Comment Re:A good start, but... (Score 2) 329

...except that is exactly what they're not doing when the companies go bust, even when they are much more efficient when (briefly) run by the state.

The last government didn't do this either, despite a motion suggesting exactly this being passed by 2:1 at the 2004 Labour conference.

Comment Re:Wildfire did that. (Score 1) 692

I used Wildfire until Orange discontinued it. It was excellent - a much more usable way to deal with voicemail. It really seemed like the future. Orange used to be pretty bleeding-edge until they were bought by France Telecom.

I paid something like five quid to activate it, but after that it didn't cost any more money, and I was on a very cheap contract for the time (Everday 50).

Wildfire and my StarTAC. It felt like being in Star Trek.

Comment Re:whatever happened to (Score 3, Insightful) 247

Except that getting doctors to run hospitals is completely stupid. They are massively more expensive than managers, and when you do medicine at university you tend to learn how to treat people, not run businesses. That's not to say that *appropriate* managers aren't doctors (people such as clinical directors), but if you think that doctors are the best people to decide which printer paper supplier to use, or the logistics company that is responsible for transporting samples around the country, or the million other things that running a multi-million pound business (which is what a hospital is), then you are severely misguided.
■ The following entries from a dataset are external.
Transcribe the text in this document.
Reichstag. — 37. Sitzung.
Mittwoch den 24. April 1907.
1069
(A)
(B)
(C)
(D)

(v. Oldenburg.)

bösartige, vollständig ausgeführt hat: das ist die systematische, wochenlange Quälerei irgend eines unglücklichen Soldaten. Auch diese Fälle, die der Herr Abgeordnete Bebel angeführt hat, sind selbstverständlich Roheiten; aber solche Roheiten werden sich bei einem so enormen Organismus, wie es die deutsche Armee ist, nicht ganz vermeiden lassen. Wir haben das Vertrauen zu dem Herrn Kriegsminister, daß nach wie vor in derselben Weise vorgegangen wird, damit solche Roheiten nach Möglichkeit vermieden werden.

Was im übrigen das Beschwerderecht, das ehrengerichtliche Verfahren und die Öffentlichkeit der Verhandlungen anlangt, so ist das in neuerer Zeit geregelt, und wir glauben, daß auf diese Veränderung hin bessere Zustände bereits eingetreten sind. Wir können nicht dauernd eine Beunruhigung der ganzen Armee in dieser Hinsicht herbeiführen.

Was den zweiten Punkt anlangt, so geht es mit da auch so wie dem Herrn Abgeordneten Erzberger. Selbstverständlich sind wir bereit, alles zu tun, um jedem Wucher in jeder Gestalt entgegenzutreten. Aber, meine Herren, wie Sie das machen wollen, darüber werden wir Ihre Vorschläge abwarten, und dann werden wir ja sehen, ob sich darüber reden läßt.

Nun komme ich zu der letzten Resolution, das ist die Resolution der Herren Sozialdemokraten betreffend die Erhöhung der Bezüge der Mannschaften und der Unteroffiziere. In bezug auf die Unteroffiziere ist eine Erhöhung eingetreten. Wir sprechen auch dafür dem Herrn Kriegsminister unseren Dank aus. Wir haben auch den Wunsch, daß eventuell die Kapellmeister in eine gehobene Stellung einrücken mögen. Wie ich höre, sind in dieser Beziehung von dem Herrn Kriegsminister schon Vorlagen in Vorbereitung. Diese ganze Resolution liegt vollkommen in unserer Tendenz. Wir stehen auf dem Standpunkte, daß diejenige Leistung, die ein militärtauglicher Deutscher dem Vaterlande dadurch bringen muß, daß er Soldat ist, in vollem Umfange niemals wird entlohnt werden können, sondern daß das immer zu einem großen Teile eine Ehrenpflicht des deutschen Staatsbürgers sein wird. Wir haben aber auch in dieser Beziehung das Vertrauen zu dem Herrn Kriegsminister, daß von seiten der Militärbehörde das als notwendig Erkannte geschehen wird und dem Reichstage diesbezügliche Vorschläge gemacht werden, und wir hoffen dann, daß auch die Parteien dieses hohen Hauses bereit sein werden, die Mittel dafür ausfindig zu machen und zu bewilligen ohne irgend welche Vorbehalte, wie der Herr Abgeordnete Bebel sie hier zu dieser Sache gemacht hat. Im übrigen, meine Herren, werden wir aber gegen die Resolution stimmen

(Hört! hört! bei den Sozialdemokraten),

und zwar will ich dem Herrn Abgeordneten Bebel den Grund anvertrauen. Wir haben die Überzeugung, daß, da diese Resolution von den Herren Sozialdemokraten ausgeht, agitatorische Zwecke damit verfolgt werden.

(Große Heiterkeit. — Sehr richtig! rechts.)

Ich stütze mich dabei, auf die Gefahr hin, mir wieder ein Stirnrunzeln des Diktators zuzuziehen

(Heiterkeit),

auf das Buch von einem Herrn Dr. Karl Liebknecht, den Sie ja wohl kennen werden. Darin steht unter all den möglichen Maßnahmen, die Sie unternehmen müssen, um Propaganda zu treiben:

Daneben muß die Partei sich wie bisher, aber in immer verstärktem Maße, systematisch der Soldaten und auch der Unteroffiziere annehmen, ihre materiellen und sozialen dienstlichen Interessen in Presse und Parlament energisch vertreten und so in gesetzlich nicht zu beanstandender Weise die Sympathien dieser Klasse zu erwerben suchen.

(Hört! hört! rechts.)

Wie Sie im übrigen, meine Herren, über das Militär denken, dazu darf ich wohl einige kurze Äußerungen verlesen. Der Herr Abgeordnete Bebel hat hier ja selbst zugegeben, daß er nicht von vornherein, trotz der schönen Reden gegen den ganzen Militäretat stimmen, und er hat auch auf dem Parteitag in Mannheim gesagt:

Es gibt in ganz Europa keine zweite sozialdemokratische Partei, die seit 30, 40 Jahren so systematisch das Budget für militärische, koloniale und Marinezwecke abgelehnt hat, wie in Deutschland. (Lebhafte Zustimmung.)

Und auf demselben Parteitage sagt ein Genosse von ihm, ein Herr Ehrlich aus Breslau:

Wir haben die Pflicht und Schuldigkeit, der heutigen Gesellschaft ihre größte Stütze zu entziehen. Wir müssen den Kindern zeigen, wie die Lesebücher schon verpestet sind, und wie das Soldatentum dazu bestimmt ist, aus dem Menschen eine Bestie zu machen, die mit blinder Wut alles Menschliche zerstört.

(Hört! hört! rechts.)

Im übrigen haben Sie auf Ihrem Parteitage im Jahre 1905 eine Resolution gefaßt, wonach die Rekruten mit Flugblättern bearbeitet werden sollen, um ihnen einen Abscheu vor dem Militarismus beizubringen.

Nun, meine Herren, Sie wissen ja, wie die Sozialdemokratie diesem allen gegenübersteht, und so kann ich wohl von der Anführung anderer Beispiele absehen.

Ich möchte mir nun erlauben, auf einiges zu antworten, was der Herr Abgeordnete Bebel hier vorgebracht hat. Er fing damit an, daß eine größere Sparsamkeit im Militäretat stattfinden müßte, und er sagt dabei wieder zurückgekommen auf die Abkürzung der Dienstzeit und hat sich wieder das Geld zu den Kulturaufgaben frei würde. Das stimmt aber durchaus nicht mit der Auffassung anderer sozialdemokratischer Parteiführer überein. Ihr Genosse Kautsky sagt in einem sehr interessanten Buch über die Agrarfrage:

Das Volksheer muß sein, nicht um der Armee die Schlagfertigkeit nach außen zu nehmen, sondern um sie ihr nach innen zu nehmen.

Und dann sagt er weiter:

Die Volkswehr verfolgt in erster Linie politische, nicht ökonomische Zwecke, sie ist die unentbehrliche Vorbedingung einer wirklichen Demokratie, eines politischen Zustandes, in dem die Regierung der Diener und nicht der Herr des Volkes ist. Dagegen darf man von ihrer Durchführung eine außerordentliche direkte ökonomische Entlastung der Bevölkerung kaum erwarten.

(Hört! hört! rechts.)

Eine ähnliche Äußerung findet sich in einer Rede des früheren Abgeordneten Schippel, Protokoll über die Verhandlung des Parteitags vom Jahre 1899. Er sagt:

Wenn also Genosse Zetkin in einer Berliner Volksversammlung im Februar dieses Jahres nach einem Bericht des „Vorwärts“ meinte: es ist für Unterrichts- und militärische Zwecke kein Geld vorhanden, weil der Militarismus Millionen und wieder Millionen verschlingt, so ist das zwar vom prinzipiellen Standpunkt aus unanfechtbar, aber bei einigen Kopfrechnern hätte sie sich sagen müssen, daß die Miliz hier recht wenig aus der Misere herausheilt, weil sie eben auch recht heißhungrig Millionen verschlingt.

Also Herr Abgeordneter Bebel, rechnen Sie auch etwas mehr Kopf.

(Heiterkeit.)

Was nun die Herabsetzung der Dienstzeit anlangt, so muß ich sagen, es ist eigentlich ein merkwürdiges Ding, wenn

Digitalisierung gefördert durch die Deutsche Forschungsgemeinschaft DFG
Only 3% of NHS staff are managers. That is lower than pretty much any company in the oh-so-efficient private sector. The NHS is also the most efficient healthcare system of seven top industrialised nations: http://www.bbc.co.uk/news/10375877

You, sir, are a right-wing troll. I suggest sticking to facts in your future posts.

Comment 'App Store' much less generic than 'Windows' (Score 0) 356

Did anyone really use 'App Store' in everyday language before the one on the iPhone? Someone says that they used it internally in their company, but I'd suggest that this was the exception - it was not an everyday term.

I'm not being pro-Apple here, but their case is actually stronger than the case for 'Windows'. Maybe they're both bad, but Apple's is still stronger. I certainly referred to 'X Windows' (however incorrect that may be!) before I ever saw Microsoft Windows, so is just 'Windows' a valid trademark?

So people may or may not think that 'app store' is something they said before the iPhone, but the majority of people definitely didn't use it. Also, while I guess it's more likely that people might combine 'app' with the word 'store' in the US, that would never be a natural thing to say in the rest of the world. For example, you'd say 'shop' in the UK, not 'store'. Perhaps 'App Store' is actually far less generic in most of the world than 'Windows' is? Apple should perhaps try to register the trademark in the UK - they'd get far less grief.